Erkut, “MEB bu yaklaşımıyla açıkça işverenlerin nabzını yoklamış, sermayenin reaksiyonunu gözeterek özel dalda vazife yapan eğitim işçilerini görmezden gelmiş, yok saymıştır” diye konuştu.
‘ÖĞRETMENLERİN GERÇEK TALEPLERİNİ İÇEREN BİR MESLEK KANUNU İSTİYORUZ’

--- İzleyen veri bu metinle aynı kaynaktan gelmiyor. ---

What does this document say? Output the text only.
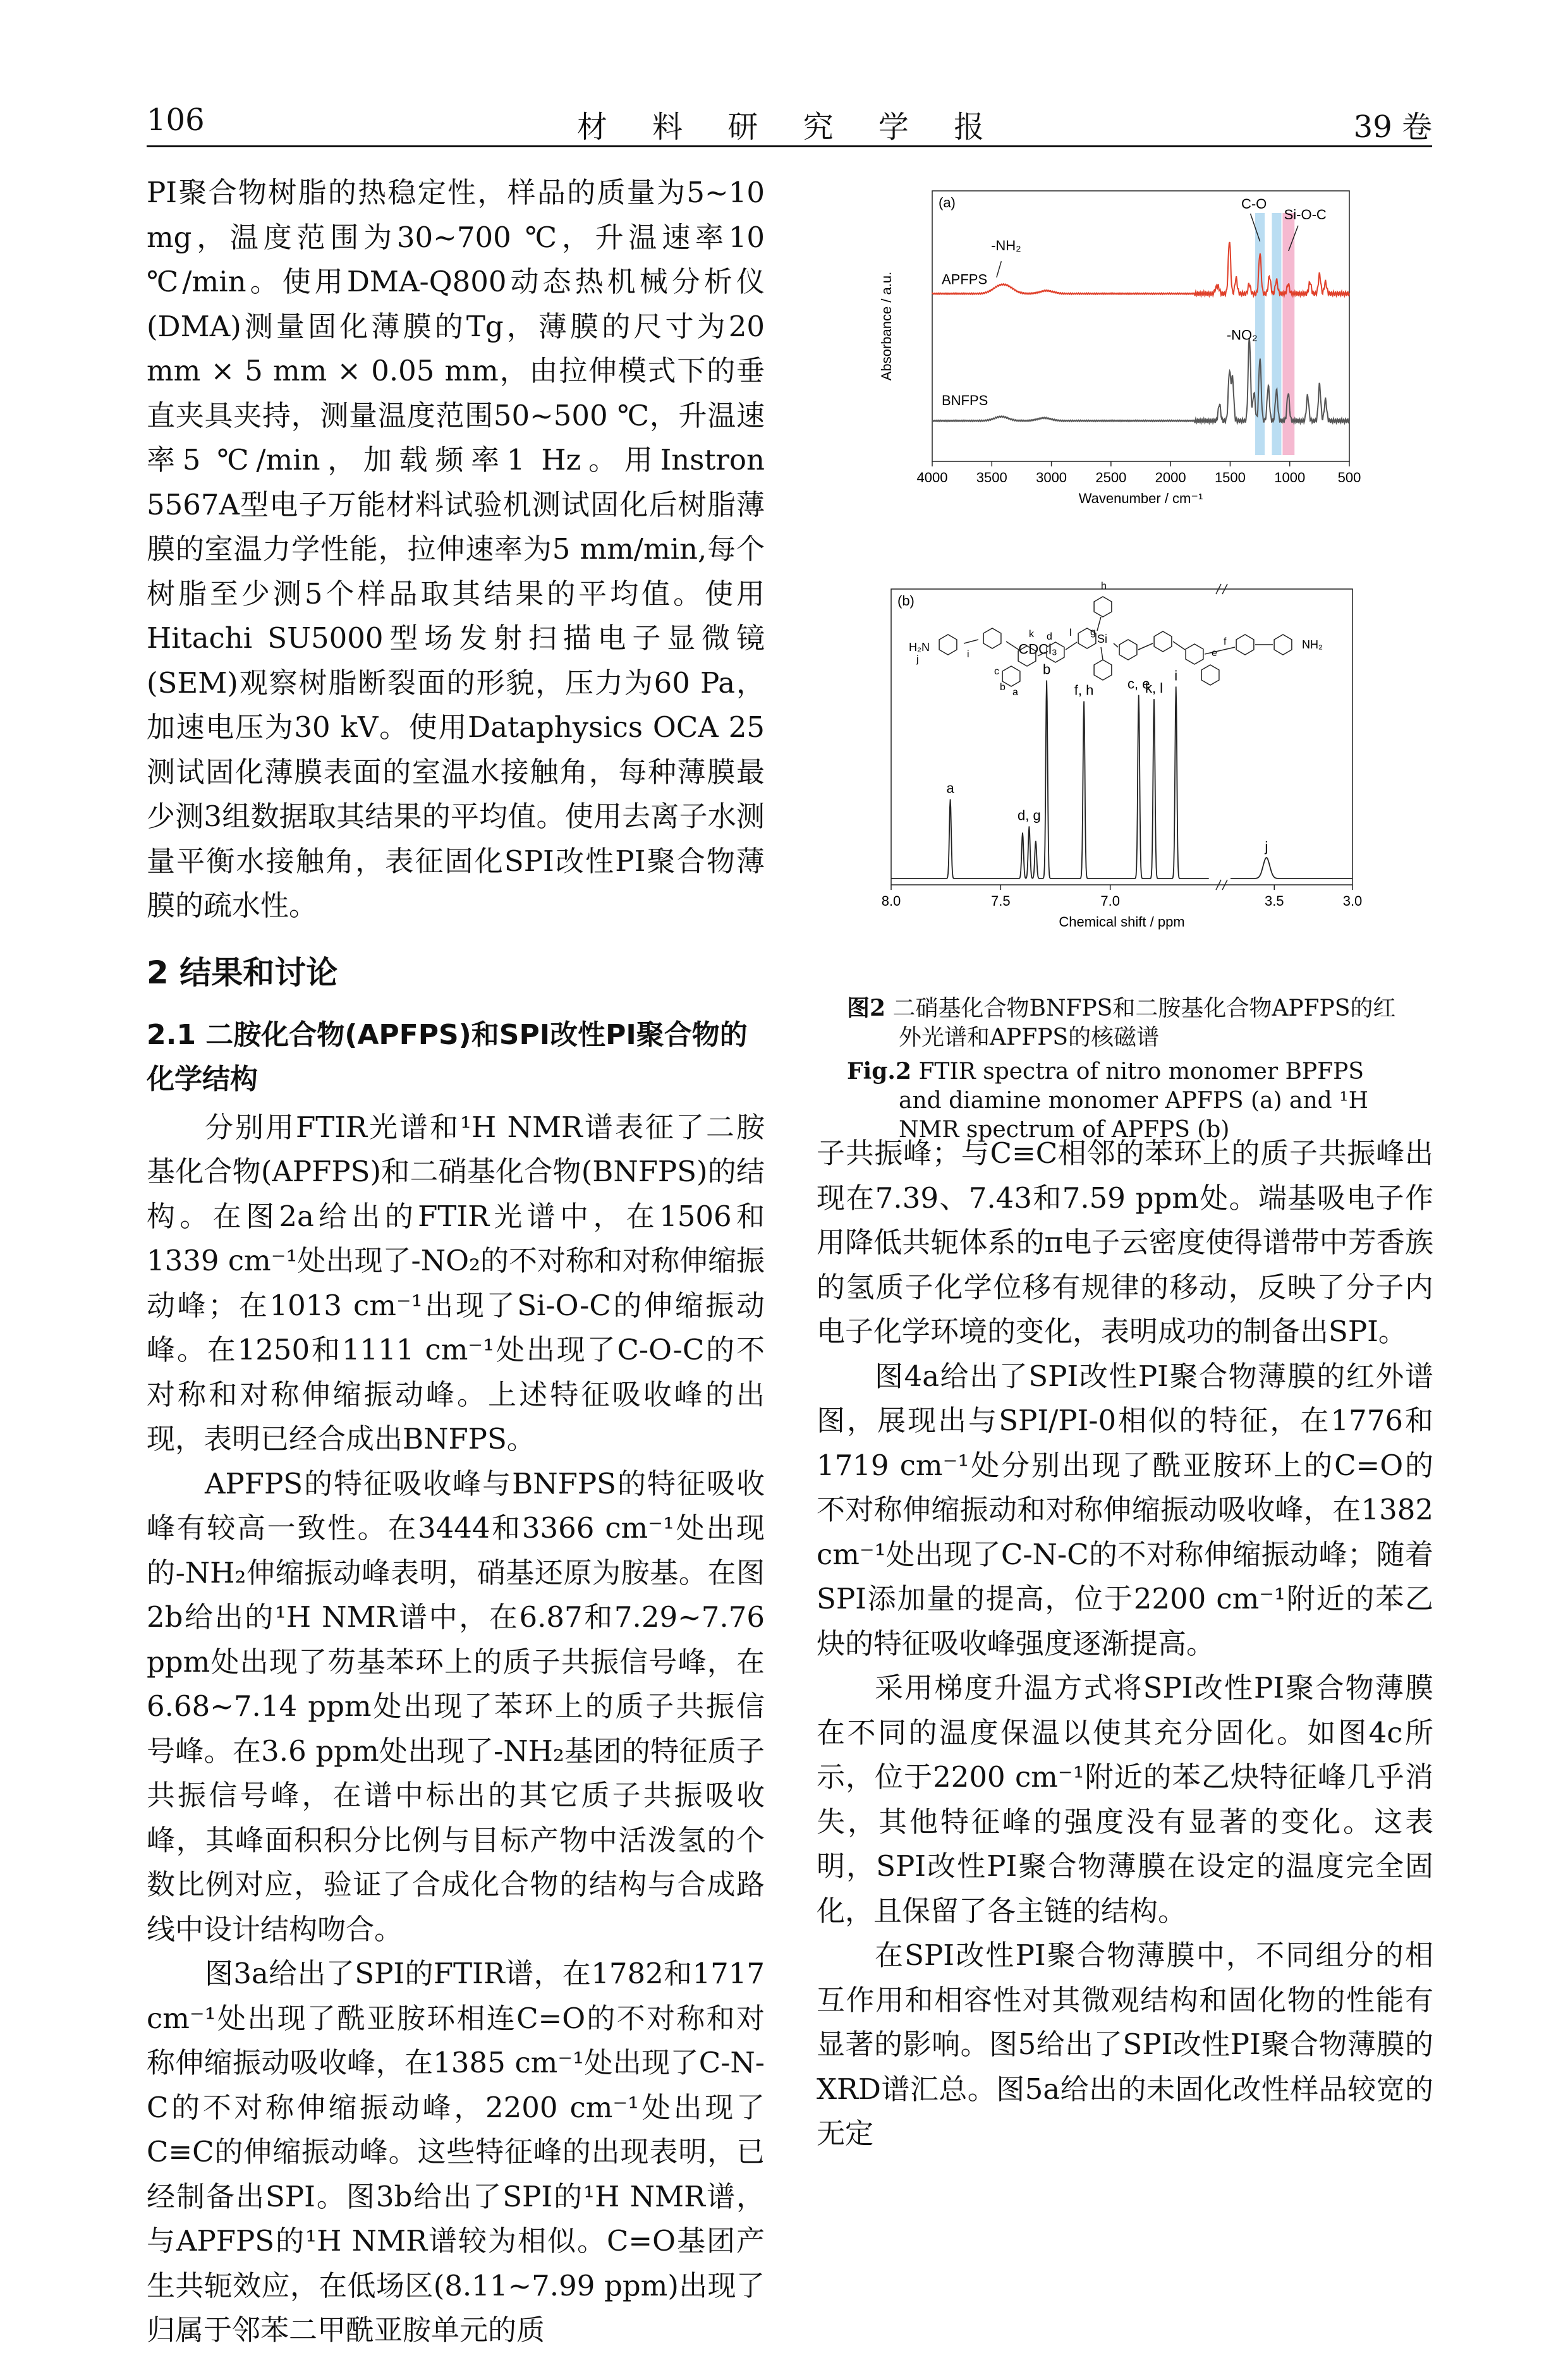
106	材 料 研 究 学 报	39 卷

PI聚合物树脂的热稳定性，样品的质量为5~10 mg，温度范围为30~700 ℃，升温速率10 ℃/min。使用DMA-Q800动态热机械分析仪(DMA)测量固化薄膜的Tg，薄膜的尺寸为20 mm × 5 mm × 0.05 mm，由拉伸模式下的垂直夹具夹持，测量温度范围50~500 ℃，升温速率5 ℃/min，加载频率1 Hz。用Instron 5567A型电子万能材料试验机测试固化后树脂薄膜的室温力学性能，拉伸速率为5 mm/min,每个树脂至少测5个样品取其结果的平均值。使用Hitachi SU5000型场发射扫描电子显微镜(SEM)观察树脂断裂面的形貌，压力为60 Pa，加速电压为30 kV。使用Dataphysics OCA 25测试固化薄膜表面的室温水接触角，每种薄膜最少测3组数据取其结果的平均值。使用去离子水测量平衡水接触角，表征固化SPI改性PI聚合物薄膜的疏水性。

2 结果和讨论

2.1 二胺化合物(APFPS)和SPI改性PI聚合物的化学结构

分别用FTIR光谱和¹H NMR谱表征了二胺基化合物(APFPS)和二硝基化合物(BNFPS)的结构。在图2a给出的FTIR光谱中，在1506和1339 cm⁻¹处出现了-NO₂的不对称和对称伸缩振动峰；在1013 cm⁻¹出现了Si-O-C的伸缩振动峰。在1250和1111 cm⁻¹处出现了C-O-C的不对称和对称伸缩振动峰。上述特征吸收峰的出现，表明已经合成出BNFPS。

APFPS的特征吸收峰与BNFPS的特征吸收峰有较高一致性。在3444和3366 cm⁻¹处出现的-NH₂伸缩振动峰表明，硝基还原为胺基。在图2b给出的¹H NMR谱中，在6.87和7.29~7.76 ppm处出现了芴基苯环上的质子共振信号峰，在6.68~7.14 ppm处出现了苯环上的质子共振信号峰。在3.6 ppm处出现了-NH₂基团的特征质子共振信号峰，在谱中标出的其它质子共振吸收峰，其峰面积积分比例与目标产物中活泼氢的个数比例对应，验证了合成化合物的结构与合成路线中设计结构吻合。

图3a给出了SPI的FTIR谱，在1782和1717 cm⁻¹处出现了酰亚胺环相连C=O的不对称和对称伸缩振动吸收峰，在1385 cm⁻¹处出现了C-N-C的不对称伸缩振动峰，2200 cm⁻¹处出现了C≡C的伸缩振动峰。这些特征峰的出现表明，已经制备出SPI。图3b给出了SPI的¹H NMR谱，与APFPS的¹H NMR谱较为相似。C=O基团产生共轭效应，在低场区(8.11~7.99 ppm)出现了归属于邻苯二甲酰亚胺单元的质

子共振峰；与C≡C相邻的苯环上的质子共振峰出现在7.39、7.43和7.59 ppm处。端基吸电子作用降低共轭体系的π电子云密度使得谱带中芳香族的氢质子化学位移有规律的移动，反映了分子内电子化学环境的变化，表明成功的制备出SPI。

图4a给出了SPI改性PI聚合物薄膜的红外谱图，展现出与SPI/PI-0相似的特征，在1776和1719 cm⁻¹处分别出现了酰亚胺环上的C=O的不对称伸缩振动和对称伸缩振动吸收峰，在1382 cm⁻¹处出现了C-N-C的不对称伸缩振动峰；随着SPI添加量的提高，位于2200 cm⁻¹附近的苯乙炔的特征吸收峰强度逐渐提高。

采用梯度升温方式将SPI改性PI聚合物薄膜在不同的温度保温以使其充分固化。如图4c所示，位于2200 cm⁻¹附近的苯乙炔特征峰几乎消失，其他特征峰的强度没有显著的变化。这表明，SPI改性PI聚合物薄膜在设定的温度完全固化，且保留了各主链的结构。

在SPI改性PI聚合物薄膜中，不同组分的相互作用和相容性对其微观结构和固化物的性能有显著的影响。图5给出了SPI改性PI聚合物薄膜的XRD谱汇总。图5a给出的未固化改性样品较宽的无定

4000 3500 3000 2500 2000 1500 1000 500
Wavenumber / cm⁻¹
Absorbance / a.u.
(a)
APFPS
BNFPS
-NH₂
-NO₂
C-O
Si-O-C
8.0	7.5	7.0	3.5	3.0
Chemical shift / ppm
(b)
a
d, g
b
f, h c, e
k, l
i
j
CDCl₃
H₂N	NH₂
Si
a
b
c
d
e
f
g
h
i
j
k	l
图2 二硝基化合物BNFPS和二胺基化合物APFPS的红外光谱和APFPS的核磁谱
Fig.2 FTIR spectra of nitro monomer BPFPS and diamine monomer APFPS (a) and ¹H NMR spectrum of APFPS (b)
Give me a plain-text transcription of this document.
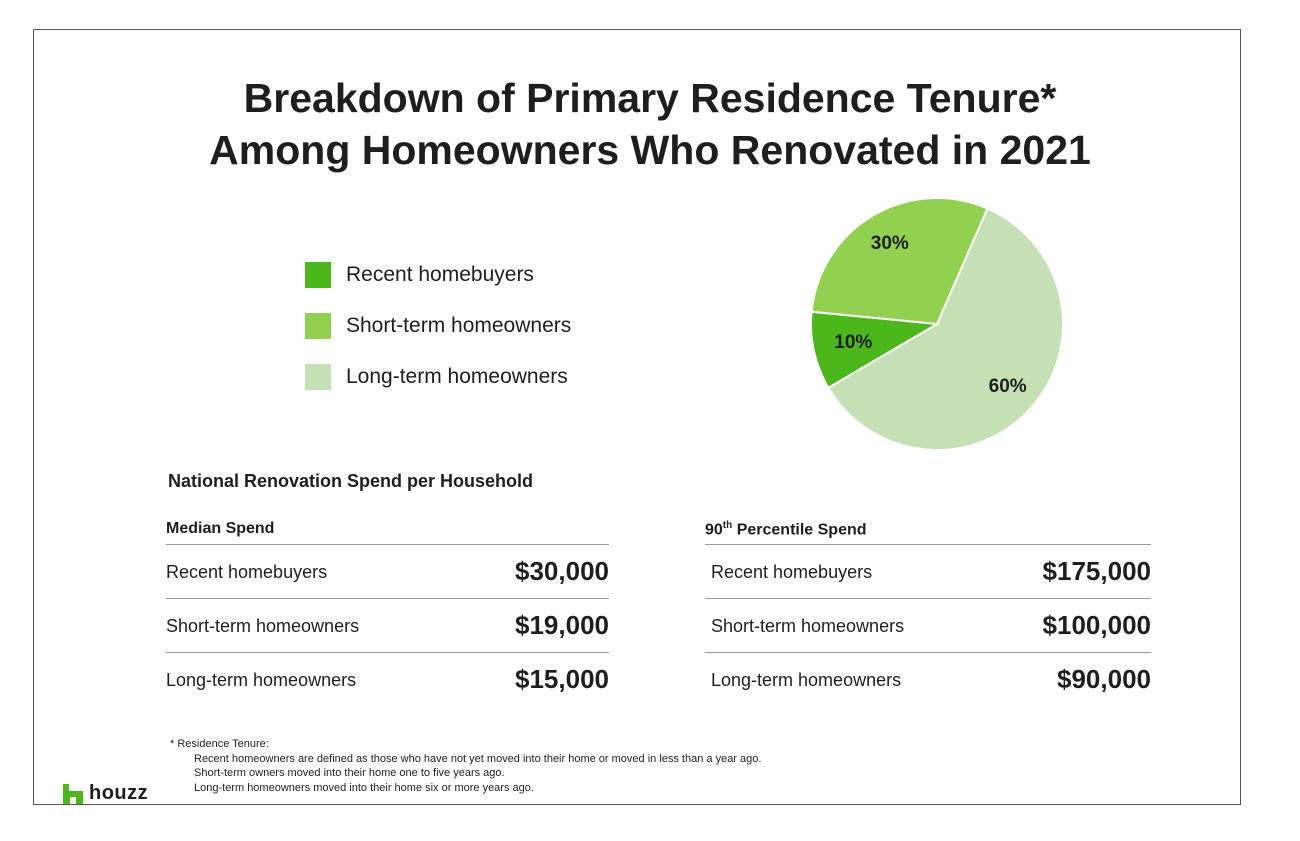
Breakdown of Primary Residence Tenure*
Among Homeowners Who Renovated in 2021
Recent homebuyers
Short-term homeowners
Long-term homeowners	60%
10%
30%
National Renovation Spend per Household
Median Spend
Recent homebuyers	$30,000
Short-term homeowners	$19,000
Long-term homeowners	$15,000
90th Percentile Spend
Recent homebuyers	$175,000
Short-term homeowners	$100,000
Long-term homeowners	$90,000
* Residence Tenure:
Recent homeowners are defined as those who have not yet moved into their home or moved in less than a year ago.
Short-term owners moved into their home one to five years ago.
Long-term homeowners moved into their home six or more years ago.
houzz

Özel Dal Öğretmenleri Sendikası Eğitim Sekreteri Umut Erkut kelamlarını şöyle sonlandırdı:
“Yüz binlerce öğretmeni görmezden gelemezsiniz. Özel bölüm öğretmenlerini işverenlerin insafına bırakılmış kurallarda çalıştıramazsınız. Şikâyetlerimizi görmezden gelerek, taleplerimizi yok sayarak bizlere güvencesizliği dayatamazsınız. Kontrol yapmayarak, yapılan kontrolleri göstermelik seviyede tutarak emeğimizin sömürülmesine daha fazla göz yumamazsınız. Özel kesim öğretmenlerinin geçmişte bir ortaya gelememiş olmasını fırsat bilen işverenlerin alışkanlık haline getirdiği hak gasplarına artık ortak olamazsınız. Yüz binlerce özel dal eğitim işçisinin iradesini alanlara taşıyan Öğretmen Sendikası olarak sizi uyarıyoruz. İşverenlerin değil öğretmenlerin çıkarlarını korumak zorundasınız. Öğretmenlerin gerçek taleplerini içeren bir meslek kanunu istiyoruz. 5580 sayılı kanundaki ‘taban maaş’ hakkımızı geri istiyoruz.”